Wednesday, August 07, 2013

More recognition to grey water recycling!

Grey water (1, 2, 3) recycling has always been a less glamorous cousin to rainwater harvesting. After all, rainwater is clean water for drinking, bathing, cooking... all important processes for our health and well-being, while grey water is wastewater best kept out of sight and mind... as long as someone else is taking care of its disposal.

News update: Water is water is water (no typo here) by whatever name. The only difference lies in the "impurities" in the water, hence giving rise to black water (toilet bowl), grey water (sink, laundry, bath), yellow water (urine only), dark grey water (kitchen sink, diapers laundry). All water is intricately connected in the water cycle - both natural and human. In other words, rainwater or any other "clean" water can come from grey water. Therefore, it pays to conserve (read recycle) and handle your grey water properly.

It is therefore great news when I see that PUB has added a section on the guidelines of grey water recycling in Singapore.

1. Alternate sources of water
On this page, rainwater and grey water are officially recognised as alternative sources of water, not just at the national level or at the residential/individual level. I have written about rainwater harvesting in an earlier post.

2. The document itself

Some highlights
  1. It goes without saying - no potable use. But irrigation and general washing are also forbidden. Why then do you recycle grey water???

    Well.... it can only be used for toilet flushing and as cooling tower make-up water.

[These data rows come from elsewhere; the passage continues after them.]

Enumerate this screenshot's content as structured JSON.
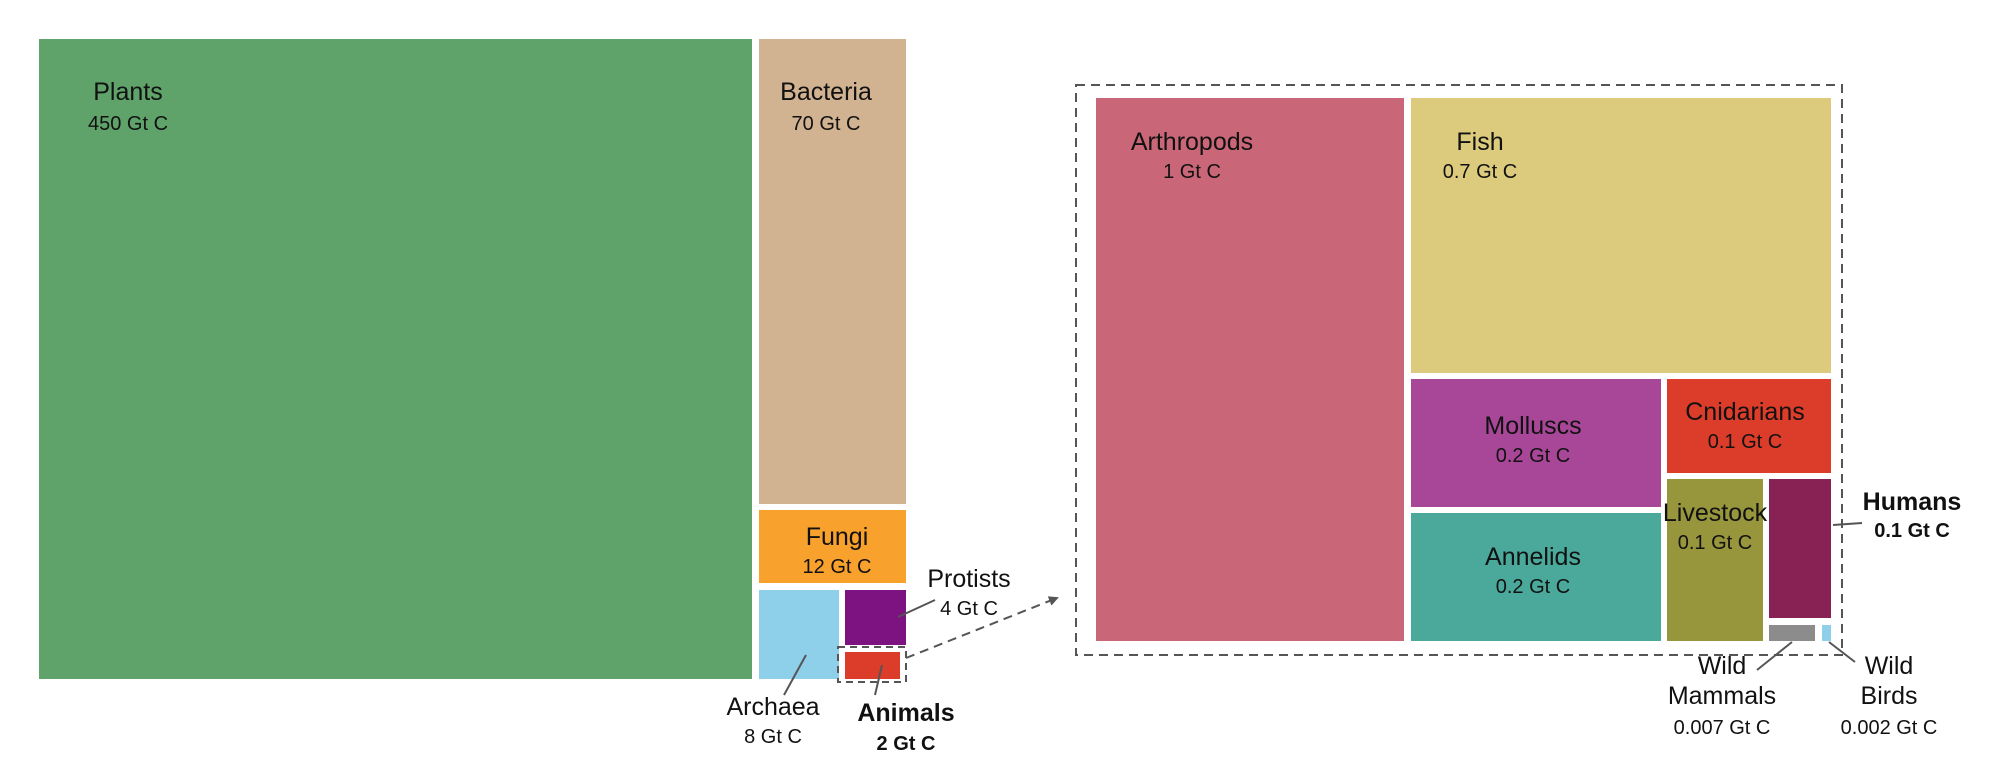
{
  "chart_data": {
    "type": "treemap",
    "unit": "Gt C",
    "overview": [
      {
        "name": "Plants",
        "value": 450,
        "value_label": "450 Gt C",
        "color": "#5fa36a"
      },
      {
        "name": "Bacteria",
        "value": 70,
        "value_label": "70 Gt C",
        "color": "#d1b291"
      },
      {
        "name": "Fungi",
        "value": 12,
        "value_label": "12 Gt C",
        "color": "#f9a12d"
      },
      {
        "name": "Archaea",
        "value": 8,
        "value_label": "8 Gt C",
        "color": "#8ecfea"
      },
      {
        "name": "Protists",
        "value": 4,
        "value_label": "4 Gt C",
        "color": "#7d1281"
      },
      {
        "name": "Animals",
        "value": 2,
        "value_label": "2 Gt C",
        "color": "#dc3d2a"
      }
    ],
    "animals_detail": [
      {
        "name": "Arthropods",
        "value": 1,
        "value_label": "1 Gt C",
        "color": "#c96677"
      },
      {
        "name": "Fish",
        "value": 0.7,
        "value_label": "0.7 Gt C",
        "color": "#dccb7c"
      },
      {
        "name": "Molluscs",
        "value": 0.2,
        "value_label": "0.2 Gt C",
        "color": "#a84798"
      },
      {
        "name": "Cnidarians",
        "value": 0.1,
        "value_label": "0.1 Gt C",
        "color": "#dc3d2a"
      },
      {
        "name": "Annelids",
        "value": 0.2,
        "value_label": "0.2 Gt C",
        "color": "#4aa99a"
      },
      {
        "name": "Livestock",
        "value": 0.1,
        "value_label": "0.1 Gt C",
        "color": "#98963d"
      },
      {
        "name": "Humans",
        "value": 0.1,
        "value_label": "0.1 Gt C",
        "color": "#882255"
      },
      {
        "name": "Wild Mammals",
        "value": 0.007,
        "value_label": "0.007 Gt C",
        "color": "#8c8c8c"
      },
      {
        "name": "Wild Birds",
        "value": 0.002,
        "value_label": "0.002 Gt C",
        "color": "#8ecfea"
      }
    ]
  }
}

    Personally, depending on your treatment process, grey water can even be made potable. Even with simple treatment, its water quality can be made adequate for general washing and irrigation.
  2. As for rainwater harvesting, grey water recycling must follow PUB's standards for fittings and code of practice for water services, as well as NEA's standards for prevention of mosquito breeding.
  3. Raw grey water should not be stored for more than 24 hours. This IS reasonable as any time longer will lead to anaerobic conditions and foul odours.
  4. Treated grey water should not be retained for more than 72 hours. This DEPENDS on the type of treatment. If the final water quality is that of drinking water, I am sure the duration can be stretched.
  5. Incidentally, there is no mention of WHAT type of treatment process you should use... Instead, whatever treatment must produce a water conforming to the water quality guidelines (listing the various water quality parameter and their limits) given in this document. This is immensely useful as previously, there were no such guidelines.
  6. And also very useful is the schedule for water sampling and monitoring e.g. testing for E. coli and coliform should be done monthly.

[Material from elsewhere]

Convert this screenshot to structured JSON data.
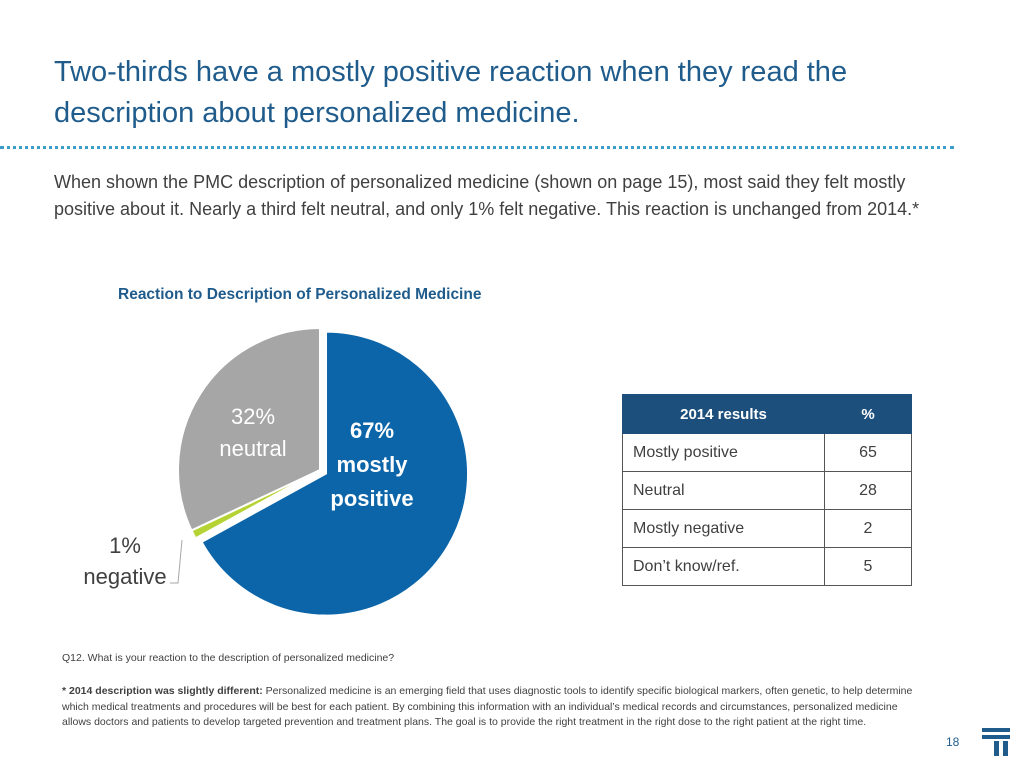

 Figure: PUB guidelines for treated grey water quality

Figure: PUB sampling regime for treated grey water

Source of the above 2 figures: PUB document (

In conclusion, I believe we are on the right track on publishing such standards for grey water in terms of its water quality and testing schedule. I hope more developers and individuals will take up the challenge to implement grey water recycling on a residential or building scale.

Natually, there is much more to be done. E.g. I am impressed when habitats use plants not only to clean up grey water but also to provide edibles for their inhabitants. Bananas can be clearly seen in my previous posts (12) illustrating this concept in an Earthship.